Simon Black

Personal information
- Full name: Simon Anthony Black
- Date of birth: 9 November 1975 (age 49)
- Place of birth: Marston Green, Solihull, England
- Position(s): Forward

Youth career
- 1991–1993: Birmingham City

Senior career*
- Years: Team / Apps / (Gls)
- 1993–199x: Birmingham City / 2 / (0)
- –: Doncaster Rovers / 0 / (0)
- 1995: Yeovil Town / 13 / (4)
- 1996: Ilkeston Town / 1
- 1996: Gloucester City / 7 / (3)
- 1998: Brierley Hill Town
- 1998–199?: Halesowen Town
- 199?–2000: Bedworth United
- 2000–2001: Stourbridge
- 2002–200?: Paget Rangers
- Bridlington Town
- Hall Road Rangers

= Simon Black (English footballer) =

English footballer

Simon Anthony Black (born 9 November 1975) is an English former professional footballer who played as a forward in the Football League for Birmingham City.

Black was born in Marston Green, Solihull.
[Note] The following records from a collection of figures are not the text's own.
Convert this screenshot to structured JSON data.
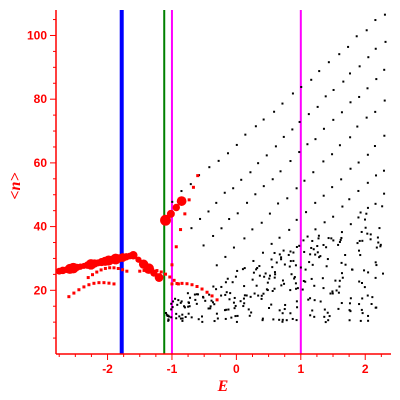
{
  "chart_data": {
    "type": "scatter",
    "title": "",
    "xlabel": "E",
    "ylabel": "<n>",
    "xlim": [
      -2.8,
      2.4
    ],
    "ylim": [
      0,
      108
    ],
    "x_ticks": [
      -2,
      -1,
      0,
      1,
      2
    ],
    "x_tick_labels": [
      "-2",
      "-1",
      "0",
      "1",
      "2"
    ],
    "y_ticks": [
      20,
      40,
      60,
      80,
      100
    ],
    "y_tick_labels": [
      "20",
      "40",
      "60",
      "80",
      "100"
    ],
    "grid": false,
    "legend": "none",
    "colors": {
      "axis": "#ff0000",
      "black_points": "#000000",
      "red_points": "#ff0000",
      "line_blue": "#0000ff",
      "line_green": "#008000",
      "line_magenta": "#ff00ff"
    },
    "vertical_lines": [
      {
        "x": -1.78,
        "color": "#0000ff"
      },
      {
        "x": -1.12,
        "color": "#008000"
      },
      {
        "x": -1.0,
        "color": "#ff00ff"
      },
      {
        "x": 1.0,
        "color": "#ff00ff"
      }
    ],
    "black_bands": [
      {
        "x": [
          -1.0,
          2.3
        ],
        "y": [
          48,
          107
        ],
        "count": 24
      },
      {
        "x": [
          -0.7,
          2.3
        ],
        "y": [
          40,
          98
        ],
        "count": 24
      },
      {
        "x": [
          -0.5,
          2.3
        ],
        "y": [
          34,
          89
        ],
        "count": 22
      },
      {
        "x": [
          -0.3,
          2.3
        ],
        "y": [
          28,
          79
        ],
        "count": 20
      },
      {
        "x": [
          0.0,
          2.3
        ],
        "y": [
          24,
          68
        ],
        "count": 18
      },
      {
        "x": [
          0.3,
          2.3
        ],
        "y": [
          22,
          58
        ],
        "count": 16
      },
      {
        "x": [
          0.6,
          2.3
        ],
        "y": [
          20,
          50
        ],
        "count": 14
      }
    ],
    "black_cloud": {
      "x": [
        -1.1,
        2.3
      ],
      "y": [
        4,
        48
      ],
      "count": 260
    },
    "red_large": [
      {
        "x": [
          -2.75,
          -1.6
        ],
        "y": [
          26,
          31
        ],
        "count": 22
      },
      {
        "x": [
          -1.6,
          -1.2
        ],
        "y": [
          31,
          24
        ],
        "count": 6
      },
      {
        "x": [
          -1.1,
          -0.85
        ],
        "y": [
          42,
          48
        ],
        "count": 4
      }
    ],
    "red_small": [
      {
        "x": [
          -2.3,
          -1.7
        ],
        "y": [
          24,
          26
        ],
        "count": 10
      },
      {
        "x": [
          -2.6,
          -1.9
        ],
        "y": [
          18,
          22
        ],
        "count": 10
      },
      {
        "x": [
          -1.5,
          -0.9
        ],
        "y": [
          26,
          22
        ],
        "count": 10
      },
      {
        "x": [
          -1.0,
          -0.3
        ],
        "y": [
          22,
          17
        ],
        "count": 10
      },
      {
        "x": [
          -1.0,
          -0.6
        ],
        "y": [
          28,
          56
        ],
        "count": 7
      }
    ]
  }
}
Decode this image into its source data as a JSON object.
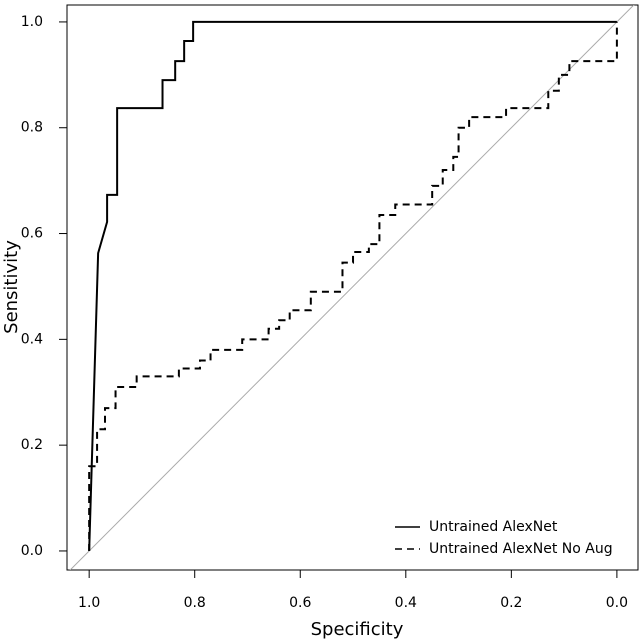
{
  "chart_data": {
    "type": "line",
    "xlabel": "Specificity",
    "ylabel": "Sensitivity",
    "xlim": [
      1.042,
      -0.04
    ],
    "ylim": [
      -0.036,
      1.032
    ],
    "xticks": [
      {
        "value": 1,
        "label": "1.0"
      },
      0.8,
      0.6,
      0.4,
      0.2,
      {
        "value": 0,
        "label": "0.0"
      }
    ],
    "yticks": [
      {
        "value": 0,
        "label": "0.0"
      },
      0.2,
      0.4,
      0.6,
      0.8,
      {
        "value": 1,
        "label": "1.0"
      }
    ],
    "legend": "lower right",
    "series": [
      {
        "name": "Untrained AlexNet",
        "color": "#000000",
        "dash": "solid",
        "x": [
          1,
          0.983,
          0.966,
          0.966,
          0.947,
          0.947,
          0.861,
          0.861,
          0.837,
          0.837,
          0.82,
          0.82,
          0.803,
          0.803,
          0
        ],
        "values": [
          0,
          0.563,
          0.622,
          0.673,
          0.673,
          0.837,
          0.837,
          0.89,
          0.89,
          0.926,
          0.926,
          0.964,
          0.964,
          1,
          1
        ]
      },
      {
        "name": "Untrained AlexNet No Aug",
        "color": "#000000",
        "dash": "dashed",
        "x": [
          1,
          1,
          0.985,
          0.985,
          0.97,
          0.97,
          0.95,
          0.95,
          0.91,
          0.91,
          0.83,
          0.83,
          0.79,
          0.79,
          0.77,
          0.77,
          0.71,
          0.71,
          0.66,
          0.66,
          0.64,
          0.64,
          0.62,
          0.62,
          0.58,
          0.58,
          0.52,
          0.52,
          0.5,
          0.5,
          0.47,
          0.47,
          0.45,
          0.45,
          0.42,
          0.42,
          0.35,
          0.35,
          0.33,
          0.33,
          0.31,
          0.31,
          0.3,
          0.3,
          0.28,
          0.28,
          0.21,
          0.21,
          0.13,
          0.13,
          0.11,
          0.11,
          0.09,
          0.09,
          0,
          0
        ],
        "values": [
          0,
          0.16,
          0.16,
          0.23,
          0.23,
          0.27,
          0.27,
          0.31,
          0.31,
          0.33,
          0.33,
          0.345,
          0.345,
          0.36,
          0.36,
          0.38,
          0.38,
          0.4,
          0.4,
          0.42,
          0.42,
          0.436,
          0.436,
          0.455,
          0.455,
          0.49,
          0.49,
          0.545,
          0.545,
          0.565,
          0.565,
          0.58,
          0.58,
          0.635,
          0.635,
          0.655,
          0.655,
          0.69,
          0.69,
          0.72,
          0.72,
          0.745,
          0.745,
          0.8,
          0.8,
          0.82,
          0.82,
          0.837,
          0.837,
          0.87,
          0.87,
          0.9,
          0.9,
          0.926,
          0.926,
          1
        ]
      }
    ]
  }
}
When he left school in 1991, he joined Birmingham City as a YTS trainee, and made his debut in Division One (second tier) on the opening day of the 1993–94 season in a 1–0 defeat at Charlton Athletic. He played once more in the league and twice in the Anglo-Italian Cup, before leaving the club. He was later on the books of Doncaster Rovers, without playing for the first team.

He joined Yeovil Town, making his debut for them on 4 March and going on to make 13 appearances during the remainder of the 1994–95 season and score four goals. He subsequently played one match for Ilkeston Town on 24 February 1996 before joining Gloucester City, where he scored three goals in seven appearances by the end of the 1995–96 season.

In early 1998 he signed for Brierley Hill Town, but joined Halesowen Town later in the year. He subsequently played for Bedworth United in 1999, Stourbridge from 2000 to 2001, Paget Rangers in 2002, Bridlington Town and Hall Road Rangers.